After some painful minor surgery, I was awake one morning, floating on a sea of painkillers. I turned on my bedside radio and tuned to a station that was playing old standards. Drifting in and out of sleep, I became aware that a female vocalist was singing “In The Wee Small Hours of the Morning.” The voice was warm and filled with emotion. The arrangement was perfect . . . caressing, lifting and swirling around the voice like a tropical sea around a beautiful woman.
There were tears in my eyes when the song ended. I clenched my fist with frustration when the artist was not identified.
I was exercising on the floor at my gym listening to a talk show on AM radio. I rolled over to do some pushups, accidentally pressed a button on my little radio and changed the station. Suddenly, I was listening to the same version of “In The Wee Small Hours of the Morning.” This time they identified the artist: Carly Simon. The Internet took care of the rest.
I found a Carly Simon album called My Romance. Sure enough, one of the tracks was “In The Wee Small Hours of the Morning.” A week later, I had the album, and I knew for sure that my reaction had not been due to the painkillers.
The whole album is moving, interesting . . . nearly perfect musically. Carly Simon and Marty Paich . . . what a combination!
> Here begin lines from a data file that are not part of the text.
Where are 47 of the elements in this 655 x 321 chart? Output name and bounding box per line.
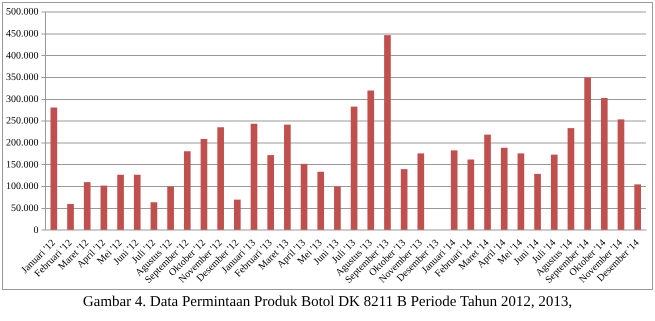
bar — [518, 153, 524, 230]
y-tick-label: 150.000 — [6, 159, 38, 170]
bar — [284, 124, 291, 230]
bar — [468, 159, 474, 230]
bar — [84, 182, 91, 230]
bar — [100, 186, 108, 230]
y-tick-label: 400.000 — [6, 50, 38, 62]
y-tick-label: 200.000 — [6, 138, 38, 149]
bar — [600, 98, 608, 230]
bar — [384, 35, 391, 230]
bar — [334, 186, 341, 230]
bar — [150, 202, 158, 230]
bar — [417, 153, 424, 230]
bar — [267, 155, 274, 230]
bar — [350, 106, 358, 230]
text: Gambar 4. Data Permintaan Produk Botol DK 8211 B Periode Tahun 2012, 2013, — [82, 294, 574, 311]
bar — [367, 90, 374, 230]
bar — [568, 128, 574, 230]
y-tick-label: 0 — [34, 224, 38, 236]
y-tick-label: 350.000 — [6, 72, 38, 84]
y-tick-label: 250.000 — [6, 116, 38, 127]
bar — [634, 184, 641, 230]
bar — [317, 172, 324, 230]
bar — [300, 164, 308, 230]
bar — [200, 138, 208, 230]
bar — [184, 151, 191, 230]
bar — [167, 186, 174, 230]
bar — [500, 148, 508, 230]
bar — [400, 169, 408, 230]
bar — [584, 77, 591, 230]
y-tick-label: 450.000 — [6, 28, 38, 40]
bar — [534, 174, 541, 230]
bar — [67, 204, 74, 230]
y-tick-label: 100.000 — [6, 181, 38, 192]
bar — [450, 150, 458, 230]
y-tick-label: 300.000 — [6, 94, 38, 105]
bar — [550, 154, 558, 230]
bar — [618, 119, 624, 230]
bar — [117, 174, 124, 230]
bar — [484, 134, 491, 230]
y-tick-label: 50.000 — [11, 202, 38, 214]
bar — [217, 127, 224, 230]
y-tick-label: 500.000 — [6, 6, 38, 18]
bar — [250, 124, 258, 230]
bar — [50, 108, 58, 230]
bar — [234, 200, 241, 230]
bar — [134, 174, 141, 230]
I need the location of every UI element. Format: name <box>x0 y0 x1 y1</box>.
So many vocalists are just stylists and sound emotionally flat. Ella, Nat King Cole, Cleo Lane and, especially, Tony Bennett all have lots of feeling in their music but, when Carly sings, her interpretations overflow with feeling. She moves with grace from passion to poignancy.
Carly is intensely musical. Her phrasing is lovely, and her voice is unique. Unlike Ella, whose big notes are smooth and bloom into a beautiful tremolo, Carly’s big notes are loud and edgy with the slightest tremolo at the end. Her soft notes are warm with a full tremolo. This contrast, the dynamics she uses and the way she slides into a note, combine to create the beauty and interest. Then there is that indefinable something in her voice that makes it more musical than most singers. Call it magic. Ah . . . Carly Simon!
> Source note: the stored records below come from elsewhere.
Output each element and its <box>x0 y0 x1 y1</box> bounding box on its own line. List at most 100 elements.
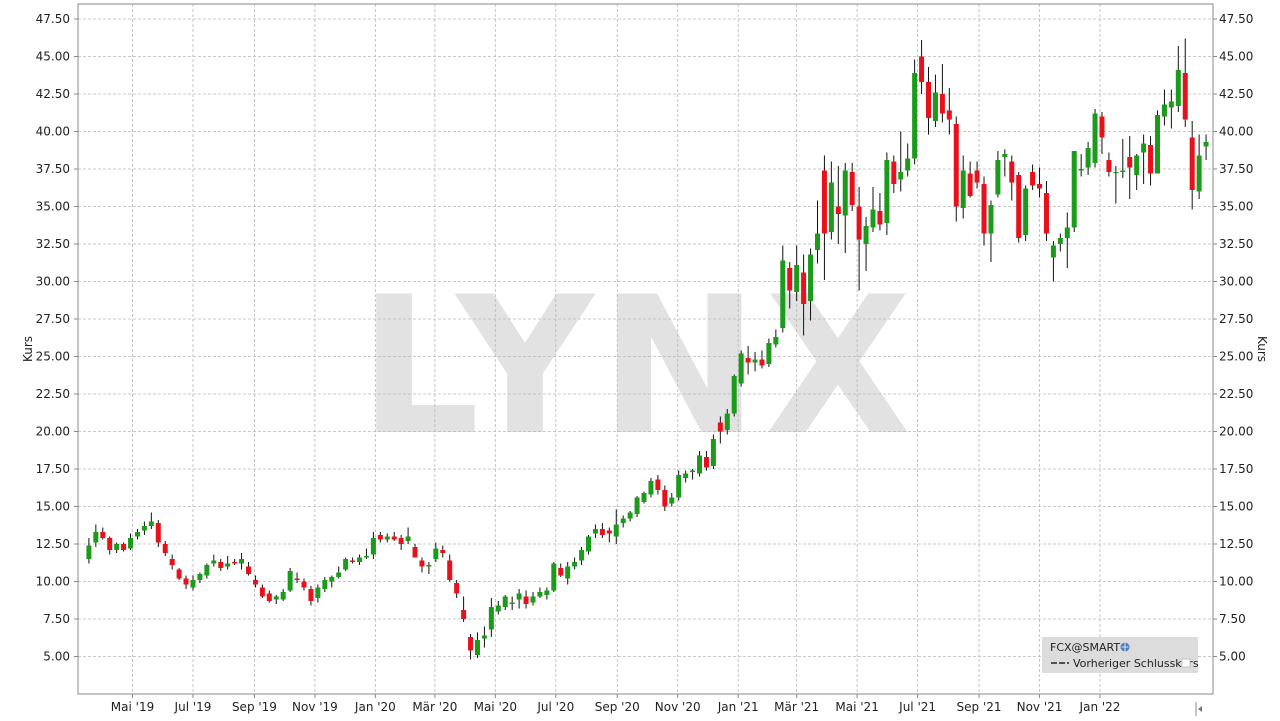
candle <box>252 575 258 588</box>
candle <box>676 470 682 501</box>
y-tick-label-right: 12.50 <box>1219 537 1253 551</box>
candle-body <box>1016 175 1022 238</box>
candle <box>266 590 272 603</box>
candle <box>1148 136 1154 186</box>
candle <box>211 554 217 567</box>
y-tick-label-left: 7.50 <box>43 612 70 626</box>
candle <box>898 131 904 192</box>
x-tick-label: Mai '21 <box>835 700 878 714</box>
candle <box>1023 185 1029 241</box>
candle <box>239 553 245 570</box>
candle-body <box>926 82 932 118</box>
candle-body <box>1009 161 1015 183</box>
candle <box>544 587 550 600</box>
x-tick-label: Jan '21 <box>717 700 759 714</box>
candle <box>669 493 675 507</box>
legend-checkbox[interactable] <box>1181 658 1191 668</box>
y-tick-label-left: 42.50 <box>36 87 70 101</box>
candle <box>821 155 827 280</box>
candle-body <box>1030 172 1036 186</box>
globe-icon[interactable] <box>1120 642 1130 652</box>
y-tick-label-right: 22.50 <box>1219 387 1253 401</box>
candle-body <box>1078 169 1084 171</box>
candle-body <box>891 161 897 184</box>
candle <box>405 527 411 544</box>
candle-body <box>565 566 571 579</box>
candle <box>1196 134 1202 199</box>
candle <box>690 469 696 480</box>
legend-symbol-label: FCX@SMART <box>1050 641 1120 654</box>
candle-body <box>572 562 578 567</box>
candle-body <box>939 94 945 114</box>
y-tick-label-right: 27.50 <box>1219 312 1253 326</box>
candle-body <box>1071 151 1077 228</box>
candle-body <box>516 593 522 600</box>
candle-body <box>128 538 134 549</box>
y-tick-label-right: 20.00 <box>1219 425 1253 439</box>
candle <box>218 559 224 571</box>
candle-body <box>350 560 356 562</box>
candle-body <box>953 124 959 207</box>
candle <box>502 595 508 610</box>
candle-body <box>419 560 425 567</box>
y-tick-label-right: 5.00 <box>1219 650 1246 664</box>
candle-body <box>169 559 175 565</box>
candle <box>336 566 342 579</box>
candle <box>141 521 147 535</box>
candle-body <box>1023 188 1029 235</box>
expand-icon[interactable] <box>1195 702 1202 716</box>
candle-body <box>426 565 432 567</box>
candle-body <box>655 479 661 490</box>
x-tick-label: Jan '20 <box>354 700 396 714</box>
y-tick-label-right: 15.00 <box>1219 500 1253 514</box>
candle <box>1050 241 1056 282</box>
candle-body <box>1168 101 1174 108</box>
candle-body <box>114 544 120 550</box>
candle <box>599 523 605 538</box>
y-tick-label-right: 37.50 <box>1219 162 1253 176</box>
candle <box>259 584 265 598</box>
candle <box>551 562 557 592</box>
tick-labels-layer: 5.00 5.00 7.50 7.50 10.00 10.00 12.50 12.50 15.0… <box>36 12 1254 714</box>
candle <box>468 634 474 660</box>
candle <box>509 596 515 610</box>
candle-body <box>537 592 543 597</box>
candle <box>481 626 487 648</box>
candle <box>1113 166 1119 204</box>
candle-body <box>488 607 494 630</box>
candle-body <box>461 610 467 619</box>
candle <box>225 556 231 570</box>
candle-body <box>641 493 647 502</box>
candle-body <box>481 635 487 639</box>
candle-body <box>384 536 390 540</box>
candle-body <box>315 587 321 598</box>
candle-body <box>1113 172 1119 174</box>
candle-body <box>377 535 383 540</box>
candle <box>273 595 279 604</box>
candle-body <box>440 550 446 553</box>
candle <box>745 346 751 375</box>
candle-body <box>363 556 369 558</box>
candle <box>1154 110 1160 174</box>
candle <box>128 533 134 550</box>
candle <box>537 587 543 598</box>
candle-body <box>898 172 904 180</box>
x-tick-label: Mai '19 <box>111 700 154 714</box>
candle-body <box>121 544 127 550</box>
candle <box>572 557 578 570</box>
candle <box>134 529 140 540</box>
candle <box>655 475 661 495</box>
candle-body <box>523 596 529 604</box>
candle <box>738 350 744 387</box>
candle-body <box>676 475 682 498</box>
candle-body <box>454 583 460 594</box>
candle-body <box>1043 193 1049 234</box>
candle-body <box>884 160 890 223</box>
candle-body <box>176 569 182 579</box>
candle <box>1002 149 1008 177</box>
candle-body <box>239 559 245 564</box>
y-tick-label-right: 35.00 <box>1219 200 1253 214</box>
candle <box>683 470 689 483</box>
candle <box>391 532 397 541</box>
candle-body <box>766 343 772 364</box>
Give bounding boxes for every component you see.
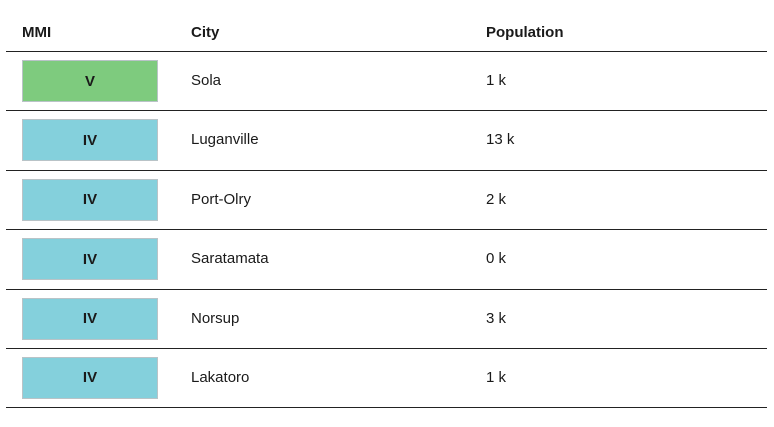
population-value: 3 k bbox=[486, 309, 507, 327]
column-header-population: Population bbox=[486, 24, 564, 41]
table-row: IV Lakatoro 1 k bbox=[6, 349, 767, 409]
city-name: Norsup bbox=[191, 309, 240, 327]
population-value: 1 k bbox=[486, 72, 507, 89]
city-name: Lakatoro bbox=[191, 368, 250, 386]
table-row: IV Port-Olry 2 k bbox=[6, 171, 767, 231]
mmi-badge: IV bbox=[22, 178, 158, 221]
table-row: IV Saratamata 0 k bbox=[6, 230, 767, 290]
mmi-badge: IV bbox=[22, 297, 158, 340]
population-value: 0 k bbox=[486, 250, 507, 268]
column-header-mmi: MMI bbox=[22, 24, 52, 41]
table-header: MMI City Population bbox=[6, 0, 767, 52]
city-name: Saratamata bbox=[191, 250, 269, 268]
population-value: 1 k bbox=[486, 368, 507, 386]
city-name: Luganville bbox=[191, 131, 259, 149]
table-row: V Sola 1 k bbox=[6, 52, 767, 112]
column-header-city: City bbox=[191, 24, 220, 41]
city-intensity-table: MMI City Population V Sola 1 k IV Luganv… bbox=[6, 0, 767, 409]
mmi-badge: IV bbox=[22, 238, 158, 281]
table-row: IV Norsup 3 k bbox=[6, 290, 767, 349]
mmi-badge: IV bbox=[22, 356, 158, 399]
city-name: Sola bbox=[191, 72, 222, 89]
mmi-badge: V bbox=[22, 60, 158, 102]
mmi-badge: IV bbox=[22, 119, 158, 162]
table-row: IV Luganville 13 k bbox=[6, 111, 767, 171]
population-value: 13 k bbox=[486, 131, 515, 149]
city-name: Port-Olry bbox=[191, 190, 251, 208]
population-value: 2 k bbox=[486, 190, 507, 208]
Then there are the arrangements . . . .
I have always loved Marty Paich but knew him more as a jazz arranger. The arrangements he did for Carly’s album are something else. Rightly, he puts the emphasis on the piano; and by the way, pianist Michael Kosarin does a wonderful job on this album.
Even when Marty uses the whole orchestra—as in the title song—he is musical and never lets the arrangement sound like an ego pump-up for the singer. His scope is huge, moving from a powerful, irresistible piano in “When Your Lover Has Gone”—that eventually washes over Carly’s voice like the tide coming in—to the lightest accents from strings or oboe. He inserts tasty jazz trumpet or sax solos that enhance the feeling of the song. He has the courage to end a song with nothing but the voice or a sustained piano chord, and a couple of pieces do not resolve on the tonic but, like life, leave you floating on what has happened. Ah . . . Marty Paich!
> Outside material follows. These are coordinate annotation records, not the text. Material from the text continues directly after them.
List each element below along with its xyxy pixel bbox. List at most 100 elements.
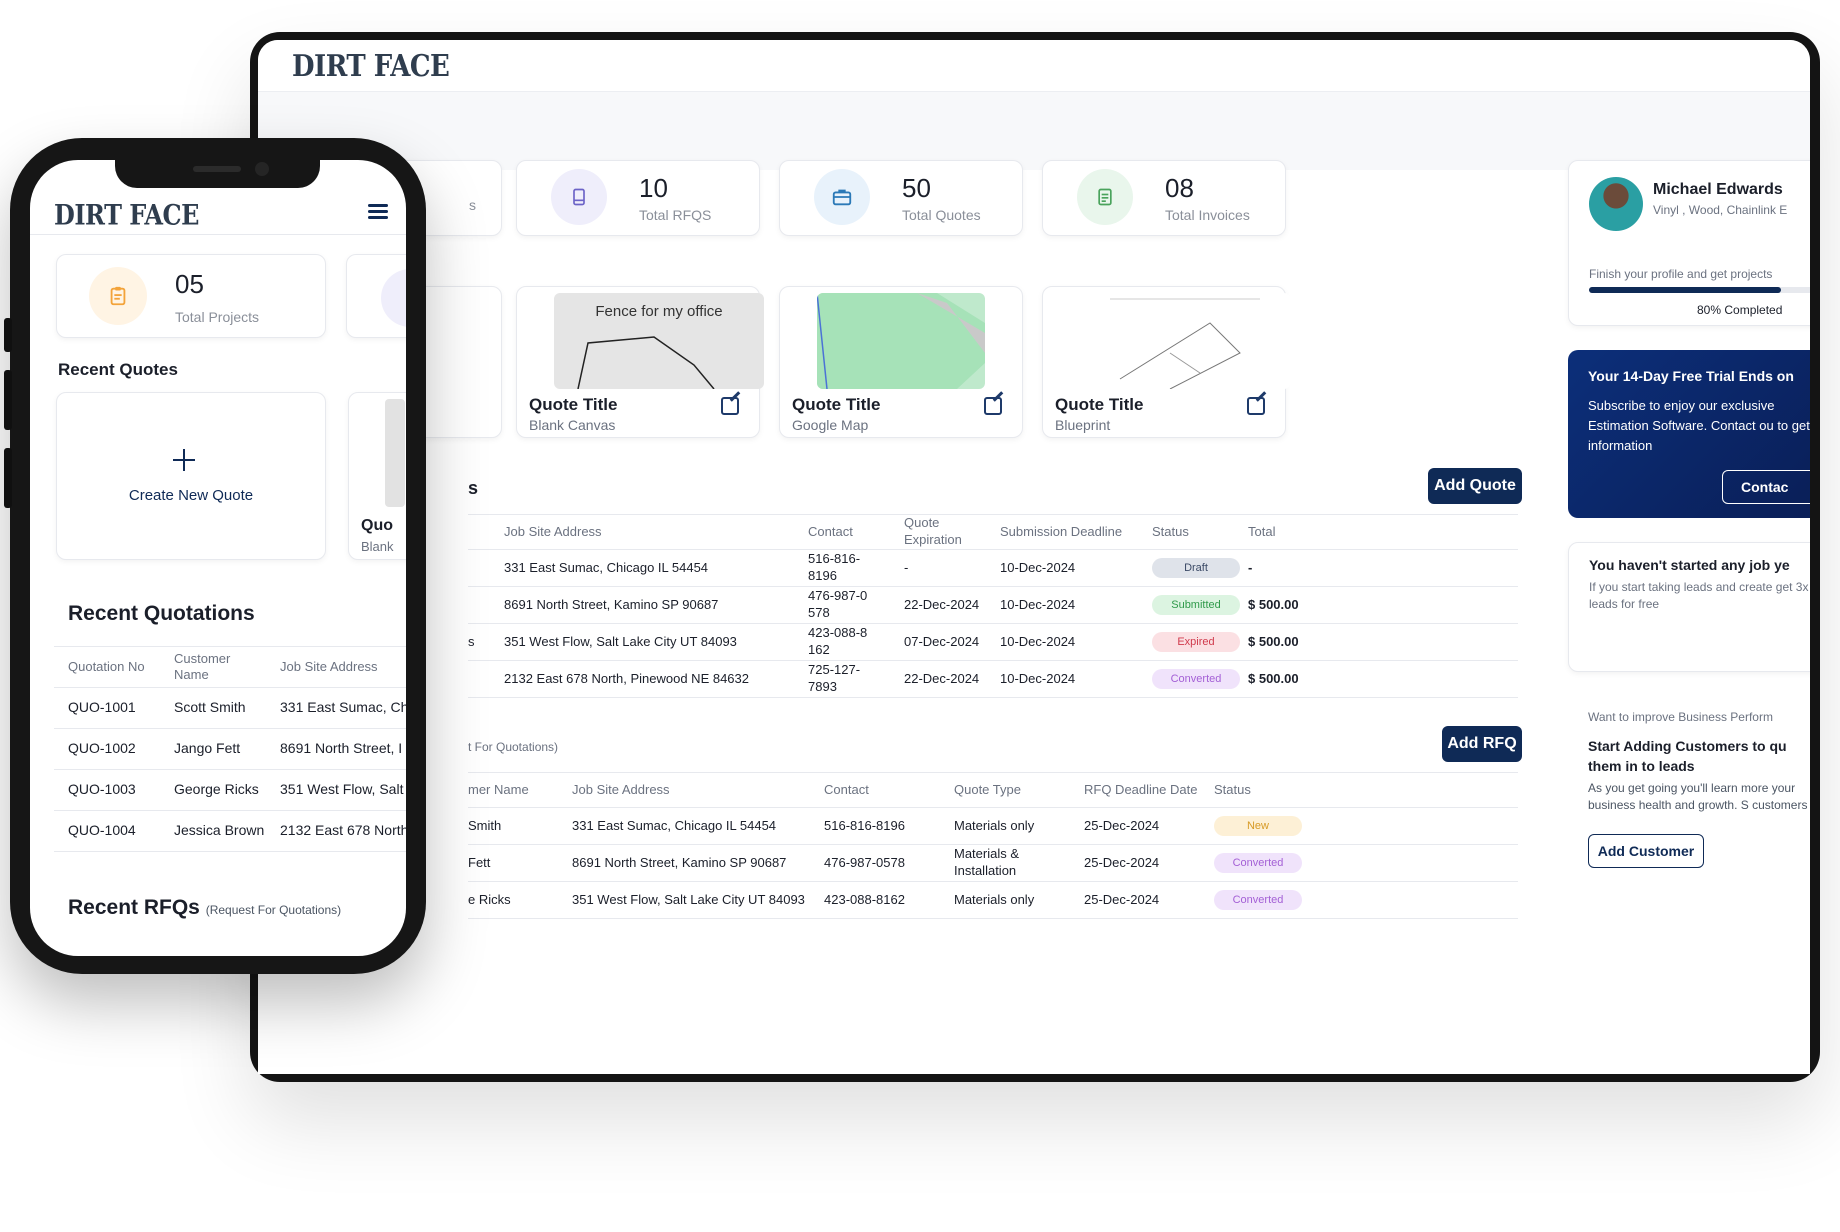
status-badge: New [1214, 816, 1302, 836]
cell-status: Converted [1152, 661, 1240, 697]
cell-status: Draft [1152, 550, 1240, 586]
table-row[interactable]: 8691 North Street, Kamino SP 90687 476-98… [468, 587, 1518, 624]
profile-card: Michael Edwards Vinyl , Wood, Chainlink … [1568, 160, 1810, 326]
edit-icon[interactable] [1247, 397, 1265, 415]
cell-contact: 516-816-8196 [824, 817, 905, 833]
quote-card[interactable]: Quote Title Blueprint [1042, 286, 1290, 438]
quote-subtitle: Blueprint [1055, 417, 1111, 433]
col-total: Total [1248, 523, 1276, 539]
cell-quote-type: Materials only [954, 817, 1035, 833]
recent-rfqs-title: Recent RFQs (Request For Quotations) [68, 896, 341, 920]
table-row[interactable]: QUO-1004 Jessica Brown 2132 East 678 North [54, 811, 406, 852]
customers-title: Start Adding Customers to qu them in to … [1588, 738, 1787, 774]
cell-address: 2132 East 678 North [280, 822, 406, 839]
cell-customer: Jango Fett [174, 740, 241, 757]
customers-intro: Want to improve Business Perform [1588, 710, 1773, 724]
quote-card[interactable]: Quote Title Google Map [779, 286, 1023, 438]
cell-deadline: 10-Dec-2024 [1000, 633, 1076, 649]
cell-address: 351 West Flow, Salt Lake City UT 84093 [504, 633, 737, 649]
table-row[interactable]: QUO-1003 George Ricks 351 West Flow, Salt [54, 770, 406, 811]
cell-quote-type: Materials & Installation [954, 846, 1020, 878]
cell-address: 8691 North Street, I [280, 740, 403, 757]
cell-deadline: 25-Dec-2024 [1084, 854, 1160, 870]
book-icon [551, 169, 607, 225]
desktop-header: DIRT FACE [258, 40, 1810, 92]
phone-stat-card: 05 Total Projects [56, 254, 326, 338]
quote-card[interactable]: Fence for my office Quote Title Blank Canv… [516, 286, 764, 438]
status-badge: Draft [1152, 558, 1240, 578]
col-rfq-deadline: RFQ Deadline Date [1084, 781, 1198, 797]
cell-customer: Fett [468, 854, 491, 870]
avatar[interactable] [1589, 177, 1643, 231]
phone-quotations-header: Quotation No Customer Name Job Site Addr… [54, 646, 406, 688]
phone-quote-card-partial[interactable]: Quo Blank [348, 392, 406, 560]
rfq-subtitle-fragment: t For Quotations) [468, 740, 559, 754]
add-rfq-button[interactable]: Add RFQ [1442, 726, 1522, 762]
quote-thumbnail: Fence for my office [554, 293, 764, 389]
table-row[interactable]: Smith 331 East Sumac, Chicago IL 54454 516… [468, 808, 1518, 845]
quote-title: Quote Title [529, 395, 618, 414]
cell-address: 331 East Sumac, Ch [280, 699, 406, 716]
cell-status: Converted [1214, 845, 1302, 881]
profile-progress-label: 80% Completed [1697, 303, 1783, 317]
quote-thumbnail [817, 293, 985, 389]
table-row[interactable]: Fett 8691 North Street, Kamino SP 90687 47… [468, 845, 1518, 882]
cell-contact: 423-088-8 162 [808, 625, 868, 657]
contact-button[interactable]: Contac [1722, 470, 1810, 504]
add-customer-button[interactable]: Add Customer [1588, 834, 1704, 868]
quote-subtitle: Google Map [792, 417, 869, 433]
leads-title: You haven't started any job ye [1589, 557, 1790, 573]
cell-quotation-no: QUO-1001 [68, 699, 136, 716]
col-quote-expiration: Quote Expiration [904, 515, 962, 547]
stat-label: Total Quotes [902, 207, 981, 223]
cell-expiration: - [904, 559, 909, 575]
col-job-site-address: Job Site Address [572, 781, 670, 797]
table-row[interactable]: 2132 East 678 North, Pinewood NE 84632 72… [468, 661, 1518, 698]
col-submission-deadline: Submission Deadline [1000, 523, 1123, 539]
col-contact: Contact [824, 781, 869, 797]
status-badge: Expired [1152, 632, 1240, 652]
cell-contact: 476-987-0 578 [808, 588, 868, 620]
status-badge: Converted [1214, 890, 1302, 910]
trial-card: Your 14-Day Free Trial Ends on Subscribe… [1568, 350, 1810, 518]
cell-address: 331 East Sumac, Chicago IL 54454 [504, 559, 709, 575]
brand-logo[interactable]: DIRT FACE [292, 49, 450, 85]
cell-status: Converted [1214, 882, 1302, 918]
cell-contact: 476-987-0578 [824, 854, 905, 870]
trial-title: Your 14-Day Free Trial Ends on [1588, 368, 1794, 384]
stat-label: Total Invoices [1165, 207, 1250, 223]
cell-status: New [1214, 808, 1302, 844]
col-customer-name: mer Name [468, 781, 529, 797]
edit-icon[interactable] [984, 397, 1002, 415]
table-row[interactable]: s 351 West Flow, Salt Lake City UT 84093 4… [468, 624, 1518, 661]
hamburger-menu-icon[interactable] [368, 204, 388, 219]
cell-expiration: 22-Dec-2024 [904, 670, 980, 686]
table-row[interactable]: QUO-1002 Jango Fett 8691 North Street, I [54, 729, 406, 770]
quotations-header-row: Job Site Address Contact Quote Expiratio… [468, 514, 1518, 550]
phone-mute-switch [4, 318, 12, 352]
cell-contact: 423-088-8162 [824, 891, 905, 907]
cell-customer: Jessica Brown [174, 822, 265, 839]
stat-value: 05 [175, 269, 204, 299]
add-quote-button[interactable]: Add Quote [1428, 468, 1522, 504]
quotations-title-fragment: s [468, 478, 479, 498]
table-row[interactable]: 331 East Sumac, Chicago IL 54454 516-816-… [468, 550, 1518, 587]
quote-subtitle: Blank [361, 539, 394, 554]
profile-name: Michael Edwards [1653, 181, 1783, 198]
cell-customer: e Ricks [468, 891, 511, 907]
cell-address: 8691 North Street, Kamino SP 90687 [504, 596, 719, 612]
cell-address: 2132 East 678 North, Pinewood NE 84632 [504, 670, 750, 686]
cell-total: - [1248, 559, 1253, 575]
stat-value: 50 [902, 173, 931, 203]
stat-card: 08 Total Invoices [1042, 160, 1286, 236]
phone-brand-logo[interactable]: DIRT FACE [54, 197, 199, 232]
desktop-subbar [258, 92, 1810, 172]
create-new-quote-card[interactable]: Create New Quote [56, 392, 326, 560]
cell-deadline: 25-Dec-2024 [1084, 891, 1160, 907]
dashboard-main: s 10 Total RFQS 50 Total Quotes 08 Total Invo… [258, 160, 1810, 1074]
leads-body: If you start taking leads and create get… [1589, 580, 1809, 611]
briefcase-icon [814, 169, 870, 225]
edit-icon[interactable] [721, 397, 739, 415]
table-row[interactable]: e Ricks 351 West Flow, Salt Lake City UT … [468, 882, 1518, 919]
table-row[interactable]: QUO-1001 Scott Smith 331 East Sumac, Ch [54, 688, 406, 729]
If the sheer beauty and feeling of this album doesn’t make you cry, nothing will. It is so far beyond any other vocal album I have ever heard that it is a shame that Carly has nothing else like it. She should record all the great romantic ballads of George Gershwin, Cole Porter, Duke Ellington, Hoagy Carmichael, Irving Berlin and the rest. What a boon to American music it will be, if she does this. What a loss if she doesn’t.
My Romance was recorded in 1990. I discovered it in 2001. It makes me wonder what other great music I have missed and how I will ever find it.